徐载靖侧头看去,脸上笑容更加灿烂:「飞哥儿,多礼了。」
说著话,徐载靖已经伸手将岳飞扶起。
岳飞正要说话时,不远处的宫门沉沉打开。
见此,岳飞只能赶忙咽下想说的话语,朝后退去站到了自己的坐骑边儿上。
很快,脚步声传来,皇帝乘坐的御撑出现了众人视野里。
清晨,天色尚可。
皇宫内,往日上朝的大殿中空无一人。
皇宫南门,元宵节赏灯的宣德门外,此时却伞盖林立群臣云集,气氛十分庄重。
皇帝已经从御撑换成了玉辂(天子车驾),太子赵枋也上了金辂。
「起驾!」
在内官高亢的喊声中,大周皇帝和太子的车驾缓缓启动,沿著干净整洁的御街朝南而去。
跟随的皇家仪仗随之移动。
待皇帝车驾驶入御道,御道正中间除了皇帝与太子的车驾外别无他物。
两辆车驾稍外侧,乃是身形高大,金甲锃亮,骑著高头大马,举著挂有各色旗帜马槊的五百随行禁军。
作为天子仪仗,随行金甲禁军的仪容自然十分雄壮。
金甲禁军更外侧,则是骑马跟随,分列两侧的文武百官。
文官和武官的差别很大。
像襄阳侯这等勋贵,便是上了年纪,座下的马几也十分的神俊。
勋贵武官对面的文官马队中,为了安全稳妥,几位上了年纪的大相公,坐骑乃是性子温和的矮小老马。
而徐载靖的位置干分靠前,非文官也非武官,乃是在大周宗室亲王附近。
也就是此时徐载靖正好和惠老王爷在文官队伍前面,神俊的小骊驹十分有气势,不然文官都要被武官勋贵给压过去了。
路上,车声辚辚,蹄声阵阵,衣袂的摩擦声和甲胄叶片的撞击声不绝于耳。
周围动静嘈杂,却全无说话的声音。
骑在马上的徐载靖,位置高视野广,经过街口时,眼角能看到一旁的街道上,有不少被禁军拦在外面的汴京百姓。

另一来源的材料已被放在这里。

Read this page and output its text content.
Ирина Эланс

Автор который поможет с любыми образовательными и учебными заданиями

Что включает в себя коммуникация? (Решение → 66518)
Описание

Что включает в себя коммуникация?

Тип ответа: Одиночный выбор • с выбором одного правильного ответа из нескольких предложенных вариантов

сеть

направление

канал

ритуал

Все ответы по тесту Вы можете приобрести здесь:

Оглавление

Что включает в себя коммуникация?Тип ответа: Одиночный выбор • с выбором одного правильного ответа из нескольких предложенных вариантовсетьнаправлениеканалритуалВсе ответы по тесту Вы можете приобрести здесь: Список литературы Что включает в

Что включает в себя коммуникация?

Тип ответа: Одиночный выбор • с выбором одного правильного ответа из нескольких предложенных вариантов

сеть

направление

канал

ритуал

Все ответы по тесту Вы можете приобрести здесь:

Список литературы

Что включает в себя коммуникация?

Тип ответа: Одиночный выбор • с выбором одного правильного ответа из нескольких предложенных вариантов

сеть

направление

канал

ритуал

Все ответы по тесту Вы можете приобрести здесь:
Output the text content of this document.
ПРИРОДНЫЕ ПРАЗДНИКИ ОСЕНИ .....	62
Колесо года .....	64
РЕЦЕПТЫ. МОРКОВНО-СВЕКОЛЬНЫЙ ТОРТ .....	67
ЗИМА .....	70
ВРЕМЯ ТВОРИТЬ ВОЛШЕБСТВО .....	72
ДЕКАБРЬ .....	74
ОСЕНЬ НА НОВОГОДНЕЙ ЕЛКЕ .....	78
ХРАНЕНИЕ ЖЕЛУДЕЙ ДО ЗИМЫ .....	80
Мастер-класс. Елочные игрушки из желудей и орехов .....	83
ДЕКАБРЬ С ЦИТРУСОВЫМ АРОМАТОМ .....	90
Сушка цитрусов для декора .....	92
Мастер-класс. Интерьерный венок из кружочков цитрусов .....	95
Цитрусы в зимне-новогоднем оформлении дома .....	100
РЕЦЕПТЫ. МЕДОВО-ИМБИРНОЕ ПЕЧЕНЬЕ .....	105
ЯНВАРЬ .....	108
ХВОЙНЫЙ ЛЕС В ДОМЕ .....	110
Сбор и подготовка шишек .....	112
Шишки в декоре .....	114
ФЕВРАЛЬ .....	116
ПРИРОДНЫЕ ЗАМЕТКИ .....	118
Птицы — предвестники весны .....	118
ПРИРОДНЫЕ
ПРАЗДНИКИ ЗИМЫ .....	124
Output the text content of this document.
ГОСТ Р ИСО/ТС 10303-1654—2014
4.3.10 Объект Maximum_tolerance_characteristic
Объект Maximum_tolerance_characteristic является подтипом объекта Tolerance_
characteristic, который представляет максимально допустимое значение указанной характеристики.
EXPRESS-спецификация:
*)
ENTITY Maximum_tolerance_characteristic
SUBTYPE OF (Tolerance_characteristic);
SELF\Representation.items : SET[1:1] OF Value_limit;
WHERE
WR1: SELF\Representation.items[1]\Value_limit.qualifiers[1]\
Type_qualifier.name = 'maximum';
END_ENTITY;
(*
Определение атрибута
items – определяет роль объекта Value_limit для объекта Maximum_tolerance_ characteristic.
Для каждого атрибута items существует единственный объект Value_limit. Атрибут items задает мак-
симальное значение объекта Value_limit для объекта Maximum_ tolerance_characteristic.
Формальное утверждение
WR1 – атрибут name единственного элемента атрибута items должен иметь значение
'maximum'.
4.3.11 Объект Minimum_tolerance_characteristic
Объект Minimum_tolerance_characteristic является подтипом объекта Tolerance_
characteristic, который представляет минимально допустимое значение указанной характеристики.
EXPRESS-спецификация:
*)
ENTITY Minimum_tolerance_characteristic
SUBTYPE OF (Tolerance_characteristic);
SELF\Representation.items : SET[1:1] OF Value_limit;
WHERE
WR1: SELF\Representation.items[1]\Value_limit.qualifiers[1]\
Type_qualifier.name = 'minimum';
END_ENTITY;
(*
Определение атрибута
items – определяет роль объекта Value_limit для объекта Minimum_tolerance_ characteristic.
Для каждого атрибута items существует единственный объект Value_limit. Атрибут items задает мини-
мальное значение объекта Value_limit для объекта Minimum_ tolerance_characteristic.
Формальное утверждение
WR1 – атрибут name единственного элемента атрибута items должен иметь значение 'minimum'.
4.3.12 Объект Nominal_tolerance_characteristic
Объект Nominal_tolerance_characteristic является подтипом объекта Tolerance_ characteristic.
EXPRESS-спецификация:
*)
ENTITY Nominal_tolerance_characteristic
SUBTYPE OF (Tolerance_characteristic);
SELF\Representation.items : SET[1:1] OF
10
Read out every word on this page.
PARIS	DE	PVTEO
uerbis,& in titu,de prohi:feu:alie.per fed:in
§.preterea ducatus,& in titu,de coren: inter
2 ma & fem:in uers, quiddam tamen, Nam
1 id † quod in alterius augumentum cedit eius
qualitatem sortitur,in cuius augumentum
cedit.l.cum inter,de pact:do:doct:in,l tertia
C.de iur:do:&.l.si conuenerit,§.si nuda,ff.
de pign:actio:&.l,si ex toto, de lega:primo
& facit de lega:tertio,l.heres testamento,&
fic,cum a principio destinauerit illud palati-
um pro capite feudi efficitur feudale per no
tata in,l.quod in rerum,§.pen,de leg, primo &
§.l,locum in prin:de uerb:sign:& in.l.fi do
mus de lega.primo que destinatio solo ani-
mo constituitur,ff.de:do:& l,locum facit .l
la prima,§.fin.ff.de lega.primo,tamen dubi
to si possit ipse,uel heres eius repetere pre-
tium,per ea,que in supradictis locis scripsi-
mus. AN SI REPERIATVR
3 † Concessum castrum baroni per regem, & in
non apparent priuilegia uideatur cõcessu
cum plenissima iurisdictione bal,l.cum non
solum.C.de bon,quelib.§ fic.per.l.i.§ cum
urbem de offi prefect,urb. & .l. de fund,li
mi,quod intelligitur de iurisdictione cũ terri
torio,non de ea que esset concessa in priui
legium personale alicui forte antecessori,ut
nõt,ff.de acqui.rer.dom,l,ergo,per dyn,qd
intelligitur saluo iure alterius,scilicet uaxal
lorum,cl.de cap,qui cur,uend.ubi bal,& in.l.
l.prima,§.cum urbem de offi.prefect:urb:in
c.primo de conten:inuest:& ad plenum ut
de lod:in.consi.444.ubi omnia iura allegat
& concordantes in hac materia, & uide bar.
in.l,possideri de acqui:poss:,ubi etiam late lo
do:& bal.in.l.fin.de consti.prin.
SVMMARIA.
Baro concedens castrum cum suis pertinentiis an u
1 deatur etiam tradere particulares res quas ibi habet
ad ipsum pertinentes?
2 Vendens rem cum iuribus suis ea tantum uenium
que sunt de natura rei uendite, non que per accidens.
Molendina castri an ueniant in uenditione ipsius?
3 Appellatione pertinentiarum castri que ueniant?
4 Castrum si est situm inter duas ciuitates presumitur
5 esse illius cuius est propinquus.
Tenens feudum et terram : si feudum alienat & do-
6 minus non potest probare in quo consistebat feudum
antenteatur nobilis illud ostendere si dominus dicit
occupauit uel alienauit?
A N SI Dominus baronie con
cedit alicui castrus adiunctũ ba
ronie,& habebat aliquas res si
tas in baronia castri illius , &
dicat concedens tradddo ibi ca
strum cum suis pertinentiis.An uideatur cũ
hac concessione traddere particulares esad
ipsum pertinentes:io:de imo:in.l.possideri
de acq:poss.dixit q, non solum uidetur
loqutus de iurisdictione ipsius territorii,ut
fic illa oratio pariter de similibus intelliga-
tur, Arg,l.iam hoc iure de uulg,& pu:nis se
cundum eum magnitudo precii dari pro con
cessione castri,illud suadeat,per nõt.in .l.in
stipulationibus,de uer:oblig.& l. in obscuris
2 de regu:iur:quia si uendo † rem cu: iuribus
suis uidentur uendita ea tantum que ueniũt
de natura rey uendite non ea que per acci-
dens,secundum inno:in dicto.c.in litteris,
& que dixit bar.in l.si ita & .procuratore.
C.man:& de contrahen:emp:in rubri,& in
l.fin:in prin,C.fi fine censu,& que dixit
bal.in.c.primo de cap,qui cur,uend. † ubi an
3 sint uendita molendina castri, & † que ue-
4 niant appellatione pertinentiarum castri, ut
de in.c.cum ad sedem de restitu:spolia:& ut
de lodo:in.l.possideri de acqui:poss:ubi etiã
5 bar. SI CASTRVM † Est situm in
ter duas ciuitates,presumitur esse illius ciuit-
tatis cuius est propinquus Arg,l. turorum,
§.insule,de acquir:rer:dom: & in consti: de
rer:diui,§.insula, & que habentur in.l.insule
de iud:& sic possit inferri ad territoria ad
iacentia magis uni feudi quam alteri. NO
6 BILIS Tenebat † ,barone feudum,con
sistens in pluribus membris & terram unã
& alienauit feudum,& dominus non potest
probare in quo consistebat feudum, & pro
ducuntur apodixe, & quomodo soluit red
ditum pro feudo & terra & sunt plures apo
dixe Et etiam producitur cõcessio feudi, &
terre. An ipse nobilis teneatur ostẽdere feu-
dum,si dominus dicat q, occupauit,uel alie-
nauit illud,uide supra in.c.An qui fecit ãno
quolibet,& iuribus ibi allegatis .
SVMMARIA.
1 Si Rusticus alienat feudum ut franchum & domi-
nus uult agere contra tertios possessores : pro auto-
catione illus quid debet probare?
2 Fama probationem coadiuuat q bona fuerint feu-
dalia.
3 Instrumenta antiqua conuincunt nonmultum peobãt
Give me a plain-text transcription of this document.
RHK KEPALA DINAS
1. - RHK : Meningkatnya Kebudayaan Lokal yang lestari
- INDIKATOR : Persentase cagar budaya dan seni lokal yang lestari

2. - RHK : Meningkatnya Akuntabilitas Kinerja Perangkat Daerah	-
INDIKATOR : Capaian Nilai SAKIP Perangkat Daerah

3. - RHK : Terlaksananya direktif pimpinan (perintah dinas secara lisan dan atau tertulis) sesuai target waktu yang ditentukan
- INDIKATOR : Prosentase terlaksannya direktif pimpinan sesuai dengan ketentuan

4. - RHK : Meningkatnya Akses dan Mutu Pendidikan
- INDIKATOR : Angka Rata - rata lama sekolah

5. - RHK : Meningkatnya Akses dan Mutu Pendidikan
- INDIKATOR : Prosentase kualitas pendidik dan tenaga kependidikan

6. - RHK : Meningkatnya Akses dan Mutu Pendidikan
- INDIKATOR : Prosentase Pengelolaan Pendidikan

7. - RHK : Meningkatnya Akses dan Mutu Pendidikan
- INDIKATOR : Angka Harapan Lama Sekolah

朝著对面看去,能看到一眼望不到头的长长队伍,正沿著御道一侧骑马而行。
对面还有几个动作十分的别扭,神情心惊胆战,一眼看去就知道不怎么骑马的年轻官员。
可能是今年恩科的新晋进士。
走了好一会儿,一行人来到了大周太庙南门所在。
「止!」
随著内官的喊声,整个队伍缓缓的停了下来,车轮声、蹄声、脚步声、衣袂甲胄的摩擦声,都渐渐消失。
内官又喊了一声。
不论是皇帝太子,还是徐载靖等高官勋贵,纷纷下车下马,整理了一番衣冠后,缓步拾阶而上,朝著大周太庙走去。
皇帝和太子赵枋进了太庙大门,肃重典雅的钟磬之乐随之响起,进太庙的路上,同样气氛肃穆,雅乐之外,只有脚步声和衣服的摩擦声。
经过神道之后,众人来到了高耸的太庙大殿前。
此时,大殿中已经摆好了大周历代皇帝的神主牌位。
在太常卿的引导下,徐载靖等人在距离皇帝和太子不远的地方依次缓缓站定。
礼仪使则引导著皇帝洗手擦干后,开始给殿中神主牌位跪拜、上香、敬献玉帛。
随后,皇帝又敬献太牢(牛、羊、猪),再洗爵、酌酒、祭酒,将酒酒地以享祖先。
代表前北辽皇帝的大纛和青牛白马旗,也被皇帝放在了供桌之上。
这番仪式,最累的当属上了年纪的皇帝。
但站在殿外的徐载靖瞧著,今日皇帝兴奋的心情,已然盖过身体上的劳累。
而且一通程序下来,皇帝十分的熟练。